Like Xbox Game Pass before it, Apple Arcade is vying to prove that the subscription model can transform the games industry just as it has other forms of entertainment. However, unlike Game Pass, the mobile service stands to reach a far broader audience thanks to the ubiquity of the devices that carry it.
Apple Arcade is still very new, having only launched in September, but it already has 100 games in its catalogue. At a recent event in London, head of content strategy Nicola Sebastiani said he believes this is "unprecedented within platform launches." The variety of games on offer is not insignificant, again speaking to the wider audience developers can reach through smartphones (and tablets, Macs and Apple TV, as the firm kept reminding us).
This reach is "invaluable" to studios like Italian startup 34bigthings, said co-founder Guiseppe Franchi. The developer's Arcade offering, sci-fi shooter Redout: Space Assault, is a prequel to the original Redout, which mainly appealed to hardcore PC gamers. With touch screen controls, or the ability to pair your device with a controller, 34bigthings has made Space Assault more accessible in the hopes of attracting a broader range of players.
"[Apple Arcade] will ultimately benefit our gaming ecosystem and gaming as a whole. This is complementary to games on the App Store, and just one more way to play"
Nicole Sebastiani, Apple
The game was originally going to be self-published on PC and console (and will still launch on these platforms next year), but its inclusion in Apple Arcade as part of a subscription is both a "good deal" and opportunity for the studio.
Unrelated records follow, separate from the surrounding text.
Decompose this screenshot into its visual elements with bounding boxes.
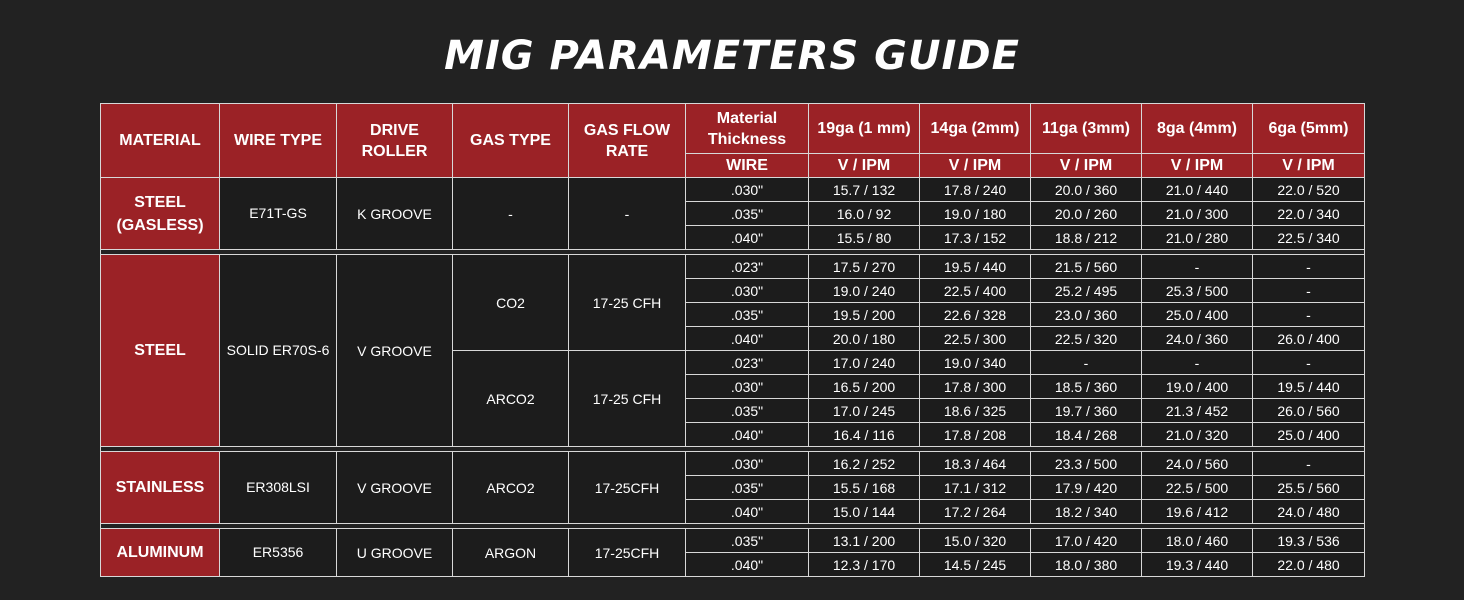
value-cell: - bbox=[1253, 452, 1365, 476]
value-cell: 15.0 / 320 bbox=[920, 529, 1031, 553]
value-cell: 16.0 / 92 bbox=[809, 202, 920, 226]
value-cell: 19.3 / 536 bbox=[1253, 529, 1365, 553]
value-cell: 21.5 / 560 bbox=[1031, 255, 1142, 279]
value-cell: 25.2 / 495 bbox=[1031, 279, 1142, 303]
material-cell: ALUMINUM bbox=[101, 529, 220, 577]
header-unit: V / IPM bbox=[1253, 154, 1365, 178]
table-row bbox=[101, 255, 1365, 279]
value-cell: 17.0 / 420 bbox=[1031, 529, 1142, 553]
value-cell: 25.0 / 400 bbox=[1253, 423, 1365, 447]
value-cell: 24.0 / 480 bbox=[1253, 500, 1365, 524]
table-row bbox=[101, 452, 1365, 476]
value-cell: 19.0 / 340 bbox=[920, 351, 1031, 375]
header-material: MATERIAL bbox=[101, 104, 220, 178]
wire-size-cell: .040" bbox=[686, 500, 809, 524]
value-cell: 17.1 / 312 bbox=[920, 476, 1031, 500]
value-cell: 25.5 / 560 bbox=[1253, 476, 1365, 500]
drive-roller-cell: K GROOVE bbox=[337, 178, 453, 250]
drive-roller-cell: V GROOVE bbox=[337, 452, 453, 524]
value-cell: - bbox=[1142, 351, 1253, 375]
value-cell: - bbox=[1253, 351, 1365, 375]
value-cell: - bbox=[1253, 303, 1365, 327]
wire-type-cell: ER308LSI bbox=[220, 452, 337, 524]
header-unit: V / IPM bbox=[920, 154, 1031, 178]
gas-type-cell: CO2 bbox=[453, 255, 569, 351]
wire-size-cell: .030" bbox=[686, 279, 809, 303]
value-cell: 17.8 / 208 bbox=[920, 423, 1031, 447]
value-cell: 21.3 / 452 bbox=[1142, 399, 1253, 423]
value-cell: 14.5 / 245 bbox=[920, 553, 1031, 577]
value-cell: 22.5 / 340 bbox=[1253, 226, 1365, 250]
header-wire: WIRE bbox=[686, 154, 809, 178]
value-cell: 17.8 / 300 bbox=[920, 375, 1031, 399]
value-cell: 21.0 / 300 bbox=[1142, 202, 1253, 226]
page-title: MIG PARAMETERS GUIDE bbox=[444, 33, 1020, 79]
value-cell: 20.0 / 260 bbox=[1031, 202, 1142, 226]
value-cell: 17.9 / 420 bbox=[1031, 476, 1142, 500]
table-body bbox=[101, 178, 1365, 577]
header-gauge: 6ga (5mm) bbox=[1253, 104, 1365, 154]
gas-flow-cell: 17-25CFH bbox=[569, 529, 686, 577]
header-gauge: 19ga (1 mm) bbox=[809, 104, 920, 154]
gas-type-cell: ARGON bbox=[453, 529, 569, 577]
value-cell: 22.5 / 400 bbox=[920, 279, 1031, 303]
header-drive-roller: DRIVE ROLLER bbox=[337, 104, 453, 178]
value-cell: 18.0 / 380 bbox=[1031, 553, 1142, 577]
wire-size-cell: .030" bbox=[686, 178, 809, 202]
drive-roller-cell: V GROOVE bbox=[337, 255, 453, 447]
value-cell: - bbox=[1253, 279, 1365, 303]
value-cell: 22.5 / 300 bbox=[920, 327, 1031, 351]
gas-flow-cell: 17-25CFH bbox=[569, 452, 686, 524]
wire-size-cell: .040" bbox=[686, 226, 809, 250]
gas-type-cell: ARCO2 bbox=[453, 351, 569, 447]
value-cell: 19.0 / 180 bbox=[920, 202, 1031, 226]
value-cell: 22.0 / 480 bbox=[1253, 553, 1365, 577]
value-cell: 20.0 / 360 bbox=[1031, 178, 1142, 202]
value-cell: 13.1 / 200 bbox=[809, 529, 920, 553]
wire-size-cell: .040" bbox=[686, 423, 809, 447]
value-cell: 22.0 / 520 bbox=[1253, 178, 1365, 202]
value-cell: 22.5 / 320 bbox=[1031, 327, 1142, 351]
value-cell: 17.3 / 152 bbox=[920, 226, 1031, 250]
value-cell: 18.0 / 460 bbox=[1142, 529, 1253, 553]
value-cell: - bbox=[1031, 351, 1142, 375]
header-gauge: 11ga (3mm) bbox=[1031, 104, 1142, 154]
wire-type-cell: E71T-GS bbox=[220, 178, 337, 250]
value-cell: 16.2 / 252 bbox=[809, 452, 920, 476]
table-row bbox=[101, 529, 1365, 553]
value-cell: 15.5 / 80 bbox=[809, 226, 920, 250]
value-cell: 26.0 / 560 bbox=[1253, 399, 1365, 423]
value-cell: 18.2 / 340 bbox=[1031, 500, 1142, 524]
value-cell: 18.5 / 360 bbox=[1031, 375, 1142, 399]
value-cell: - bbox=[1253, 255, 1365, 279]
value-cell: 18.3 / 464 bbox=[920, 452, 1031, 476]
wire-size-cell: .023" bbox=[686, 255, 809, 279]
header-unit: V / IPM bbox=[1031, 154, 1142, 178]
wire-size-cell: .035" bbox=[686, 303, 809, 327]
wire-size-cell: .035" bbox=[686, 202, 809, 226]
value-cell: 19.6 / 412 bbox=[1142, 500, 1253, 524]
gas-flow-cell: 17-25 CFH bbox=[569, 351, 686, 447]
wire-size-cell: .030" bbox=[686, 452, 809, 476]
value-cell: 23.3 / 500 bbox=[1031, 452, 1142, 476]
value-cell: 15.5 / 168 bbox=[809, 476, 920, 500]
header-gas-type: GAS TYPE bbox=[453, 104, 569, 178]
gas-type-cell: ARCO2 bbox=[453, 452, 569, 524]
value-cell: 21.0 / 280 bbox=[1142, 226, 1253, 250]
value-cell: 24.0 / 360 bbox=[1142, 327, 1253, 351]
value-cell: 17.0 / 245 bbox=[809, 399, 920, 423]
value-cell: 18.4 / 268 bbox=[1031, 423, 1142, 447]
value-cell: 15.0 / 144 bbox=[809, 500, 920, 524]
value-cell: 22.5 / 500 bbox=[1142, 476, 1253, 500]
gas-flow-cell: - bbox=[569, 178, 686, 250]
value-cell: 20.0 / 180 bbox=[809, 327, 920, 351]
value-cell: 25.3 / 500 bbox=[1142, 279, 1253, 303]
value-cell: 22.6 / 328 bbox=[920, 303, 1031, 327]
value-cell: 25.0 / 400 bbox=[1142, 303, 1253, 327]
wire-size-cell: .040" bbox=[686, 553, 809, 577]
wire-size-cell: .023" bbox=[686, 351, 809, 375]
value-cell: 19.3 / 440 bbox=[1142, 553, 1253, 577]
header-gauge: 8ga (4mm) bbox=[1142, 104, 1253, 154]
value-cell: 21.0 / 440 bbox=[1142, 178, 1253, 202]
value-cell: 19.5 / 200 bbox=[809, 303, 920, 327]
value-cell: 19.0 / 240 bbox=[809, 279, 920, 303]
gas-type-cell: - bbox=[453, 178, 569, 250]
value-cell: 12.3 / 170 bbox=[809, 553, 920, 577]
header-gas-flow-rate: GAS FLOW RATE bbox=[569, 104, 686, 178]
value-cell: 16.5 / 200 bbox=[809, 375, 920, 399]
value-cell: 23.0 / 360 bbox=[1031, 303, 1142, 327]
value-cell: 19.0 / 400 bbox=[1142, 375, 1253, 399]
value-cell: 17.2 / 264 bbox=[920, 500, 1031, 524]
value-cell: 17.0 / 240 bbox=[809, 351, 920, 375]
header-gauge: 14ga (2mm) bbox=[920, 104, 1031, 154]
value-cell: 21.0 / 320 bbox=[1142, 423, 1253, 447]
table-row bbox=[101, 178, 1365, 202]
wire-size-cell: .035" bbox=[686, 529, 809, 553]
material-cell: STEEL (GASLESS) bbox=[101, 178, 220, 250]
value-cell: 19.7 / 360 bbox=[1031, 399, 1142, 423]
value-cell: 19.5 / 440 bbox=[1253, 375, 1365, 399]
drive-roller-cell: U GROOVE bbox=[337, 529, 453, 577]
header-unit: V / IPM bbox=[809, 154, 920, 178]
wire-size-cell: .030" bbox=[686, 375, 809, 399]
value-cell: 17.5 / 270 bbox=[809, 255, 920, 279]
header-material-thickness: Material Thickness bbox=[686, 104, 809, 154]
header-wire-type: WIRE TYPE bbox=[220, 104, 337, 178]
wire-size-cell: .035" bbox=[686, 476, 809, 500]
value-cell: 19.5 / 440 bbox=[920, 255, 1031, 279]
wire-type-cell: SOLID ER70S-6 bbox=[220, 255, 337, 447]
wire-size-cell: .035" bbox=[686, 399, 809, 423]
value-cell: 18.8 / 212 bbox=[1031, 226, 1142, 250]
value-cell: 26.0 / 400 bbox=[1253, 327, 1365, 351]
value-cell: 16.4 / 116 bbox=[809, 423, 920, 447]
header-unit: V / IPM bbox=[1142, 154, 1253, 178]
wire-type-cell: ER5356 bbox=[220, 529, 337, 577]
value-cell: 22.0 / 340 bbox=[1253, 202, 1365, 226]
gas-flow-cell: 17-25 CFH bbox=[569, 255, 686, 351]
value-cell: 15.7 / 132 bbox=[809, 178, 920, 202]
value-cell: 18.6 / 325 bbox=[920, 399, 1031, 423]
value-cell: 24.0 / 560 bbox=[1142, 452, 1253, 476]
mig-parameters-table bbox=[100, 103, 1365, 577]
material-cell: STEEL bbox=[101, 255, 220, 447]
value-cell: - bbox=[1142, 255, 1253, 279]
value-cell: 17.8 / 240 bbox=[920, 178, 1031, 202]
material-cell: STAINLESS bbox=[101, 452, 220, 524]
wire-size-cell: .040" bbox=[686, 327, 809, 351]
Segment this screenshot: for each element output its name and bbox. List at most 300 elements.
Similarly, Lifelike -- the "mesmerising particle symphony" by Vienna-based indie Kunabi Brother -- is the type of game that stands a better chance of reaching people through a subscription. Based around various meditation concepts, this spiritual successor to the team's previous game Frost would have been "very risky" to release as a premium title.
"This is a very exotic and daring game concept, so Apple Arcade was the perfect game platform at the perfect time," said the studio's Julia Angerer.
Lifelike was officially produced by Apple, which means it was also at least partly funded by the electronics giant. While Kunabi Brother can't go into the specifics of the deal -- the same answer given by every developer on Arcade -- this "definitely encouraged us to take the risk to produce this."
Both Lifelike and Redout, along with most other games at the showcase, were previously planned as premium titles before their developers secured deals to launch on Apple Arcade. And Apple is also keen to offer games exclusive to the service, collaborating with more familiar names to produce them.